Im Top-End-Segment der USA brummt das Geschäft, auf dem wichtigsten Einzelmarkt brechen die Verkaufszahlen drastisch ein. Bei Mercedes-Benz markiert das erste Quartal 2026 eine tiefe regionale Spaltung. Während amerikanische Kunden teure SUVs ordern, zwingt der gnadenlose Preiskampf in China den Stuttgarter Autobauer in die Defensive.
Extreme Kontraste beim Absatz
Weltweit lieferte der Konzern in den ersten drei Monaten sechs Prozent weniger Fahrzeuge aus. Der Rückgang resultiert maßgeblich aus dem chinesischen Markt. Dort rutschte der Absatz um 27 Prozent auf rund 111.600 Einheiten ab. Lokale Premiummarken drücken mit aggressiven Rabatten in das Segment.
Auf der Hauptversammlung Mitte April versuchte Finanzvorstand Harald Wilhelm, die Erwartungen neu zu justieren. Mittelfristig peilt das Management in China ein jährliches Volumen von einer halben Million bis 600.000 Fahrzeugen an.
Ein völlig anderes Bild zeigt sich in den Vereinigten Staaten. Hier treiben renditestarke Modelle das Geschäft an. Die Baureihen GLC, GLE und GLS verbuchten ein Plus von mehr als 22 Prozent. Sie stehen mittlerweile für einen Großteil der amerikanischen Pkw-Verkäufe. Im absoluten Luxussegment verzeichnen G-Klasse, SL und Mercedes-Maybach zweistellige Zuwächse.
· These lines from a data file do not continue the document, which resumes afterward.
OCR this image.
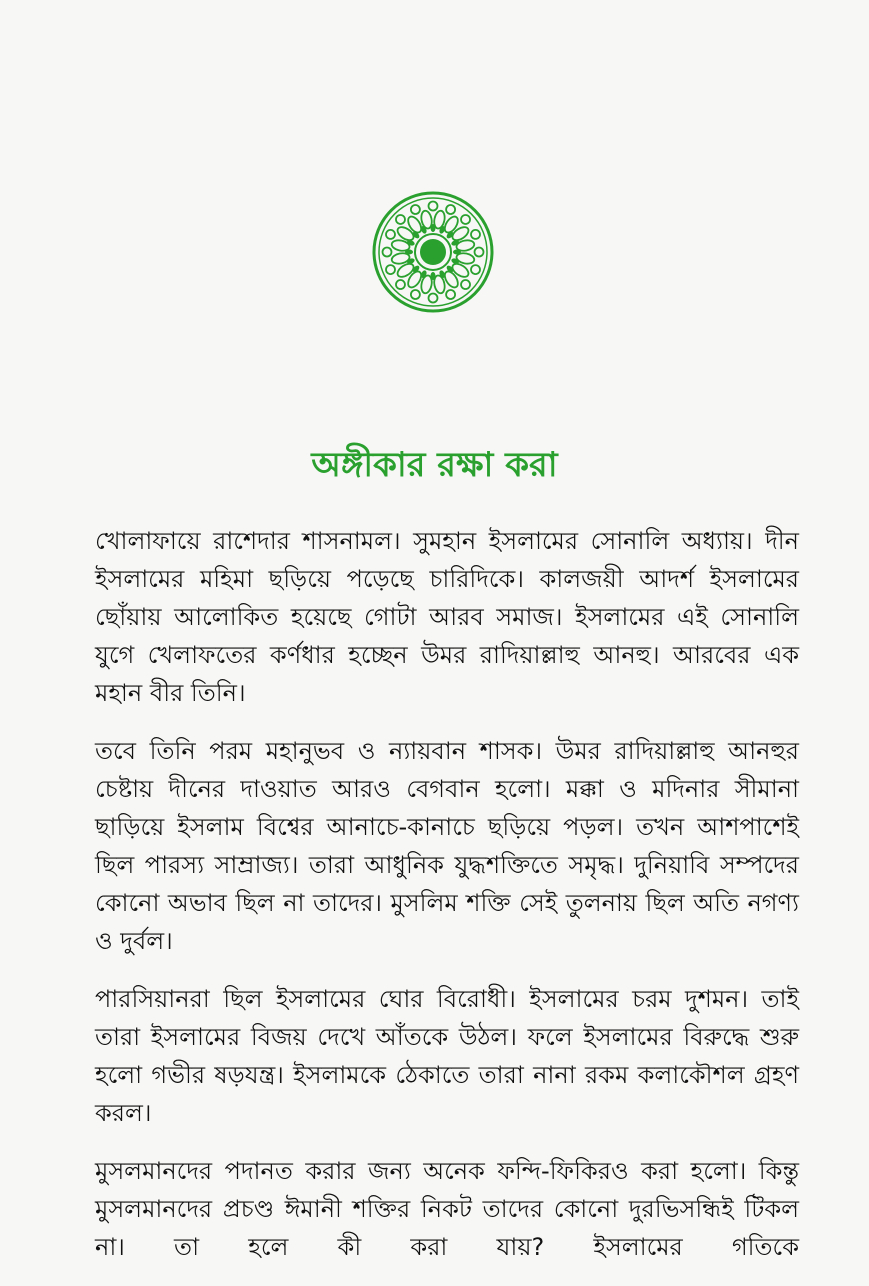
অঙ্গীকার রক্ষা করা

খোলাফায়ে রাশেদার শাসনামল। সুমহান ইসলামের সোনালি অধ্যায়। দীন ইসলামের মহিমা ছড়িয়ে পড়েছে চারিদিকে। কালজয়ী আদর্শ ইসলামের ছোঁয়ায় আলোকিত হয়েছে গোটা আরব সমাজ। ইসলামের এই সোনালি যুগে খেলাফতের কর্ণধার হচ্ছেন উমর রাদিয়াল্লাহু আনহু। আরবের এক মহান বীর তিনি।

তবে তিনি পরম মহানুভব ও ন্যায়বান শাসক। উমর রাদিয়াল্লাহু আনহুর চেষ্টায় দীনের দাওয়াত আরও বেগবান হলো। মক্কা ও মদিনার সীমানা ছাড়িয়ে ইসলাম বিশ্বের আনাচে-কানাচে ছড়িয়ে পড়ল। তখন আশপাশেই ছিল পারস্য সাম্রাজ্য। তারা আধুনিক যুদ্ধশক্তিতে সমৃদ্ধ। দুনিয়াবি সম্পদের কোনো অভাব ছিল না তাদের। মুসলিম শক্তি সেই তুলনায় ছিল অতি নগণ্য ও দুর্বল।

পারসিয়ানরা ছিল ইসলামের ঘোর বিরোধী। ইসলামের চরম দুশমন। তাই তারা ইসলামের বিজয় দেখে আঁতকে উঠল। ফলে ইসলামের বিরুদ্ধে শুরু হলো গভীর ষড়যন্ত্র। ইসলামকে ঠেকাতে তারা নানা রকম কলাকৌশল গ্রহণ করল।

মুসলমানদের পদানত করার জন্য অনেক ফন্দি-ফিকিরও করা হলো। কিন্তু মুসলমানদের প্রচণ্ড ঈমানী শক্তির নিকট তাদের কোনো দুরভিসন্ধিই টিকল না। তা হলে কী করা যায়? ইসলামের গতিকে
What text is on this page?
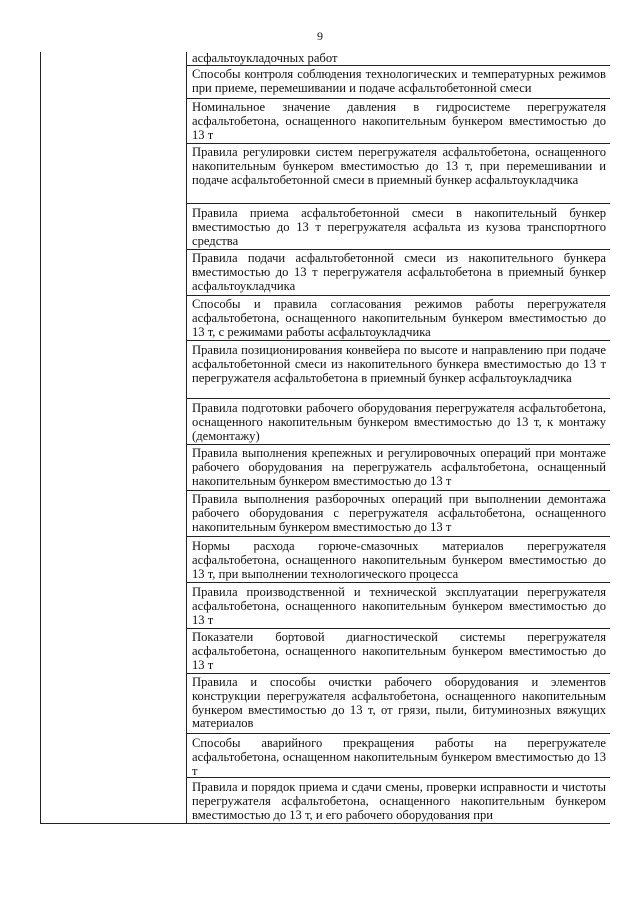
9
асфальтоукладочных работ
Способы контроля соблюдения технологических и температурных режимов при приеме, перемешивании и подаче асфальтобетонной смеси
Номинальное значение давления в гидросистеме перегружателя асфальтобетона, оснащенного накопительным бункером вместимостью до 13 т
Правила регулировки систем перегружателя асфальтобетона, оснащенного накопительным бункером вместимостью до 13 т, при перемешивании и подаче асфальтобетонной смеси в приемный бункер асфальтоукладчика
Правила приема асфальтобетонной смеси в накопительный бункер вместимостью до 13 т перегружателя асфальта из кузова транспортного средства
Правила подачи асфальтобетонной смеси из накопительного бункера вместимостью до 13 т перегружателя асфальтобетона в приемный бункер асфальтоукладчика
Способы и правила согласования режимов работы перегружателя асфальтобетона, оснащенного накопительным бункером вместимостью до 13 т, с режимами работы асфальтоукладчика
Правила позиционирования конвейера по высоте и направлению при подаче асфальтобетонной смеси из накопительного бункера вместимостью до 13 т перегружателя асфальтобетона в приемный бункер асфальтоукладчика
Правила подготовки рабочего оборудования перегружателя асфальтобетона, оснащенного накопительным бункером вместимостью до 13 т, к монтажу (демонтажу)
Правила выполнения крепежных и регулировочных операций при монтаже рабочего оборудования на перегружатель асфальтобетона, оснащенный накопительным бункером вместимостью до 13 т
Правила выполнения разборочных операций при выполнении демонтажа рабочего оборудования с перегружателя асфальтобетона, оснащенного накопительным бункером вместимостью до 13 т
Нормы расхода горюче-смазочных материалов перегружателя асфальтобетона, оснащенного накопительным бункером вместимостью до 13 т, при выполнении технологического процесса
Правила производственной и технической эксплуатации перегружателя асфальтобетона, оснащенного накопительным бункером вместимостью до 13 т
Показатели бортовой диагностической системы перегружателя асфальтобетона, оснащенного накопительным бункером вместимостью до 13 т
Правила и способы очистки рабочего оборудования и элементов конструкции перегружателя асфальтобетона, оснащенного накопительным бункером вместимостью до 13 т, от грязи, пыли, битуминозных вяжущих материалов
Способы аварийного прекращения работы на перегружателе асфальтобетона, оснащенном накопительным бункером вместимостью до 13 т
Правила и порядок приема и сдачи смены, проверки исправности и чистоты перегружателя асфальтобетона, оснащенного накопительным бункером вместимостью до 13 т, и его рабочего оборудования при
Sollten Anleger sofort verkaufen? Oder lohnt sich doch der Einstieg bei Mercedes-Benz?
Stromer wachsen, Sparprogramm hakt
Lichtblicke liefert das Elektrosegment. Die Auslieferungen reiner Stromer stiegen im Auftaktquartal um elf Prozent auf gut 50.000 Einheiten. Besonders der neue elektrische GLC füllt die Auftragsbücher schneller als jedes andere E-Modell der Unternehmensgeschichte.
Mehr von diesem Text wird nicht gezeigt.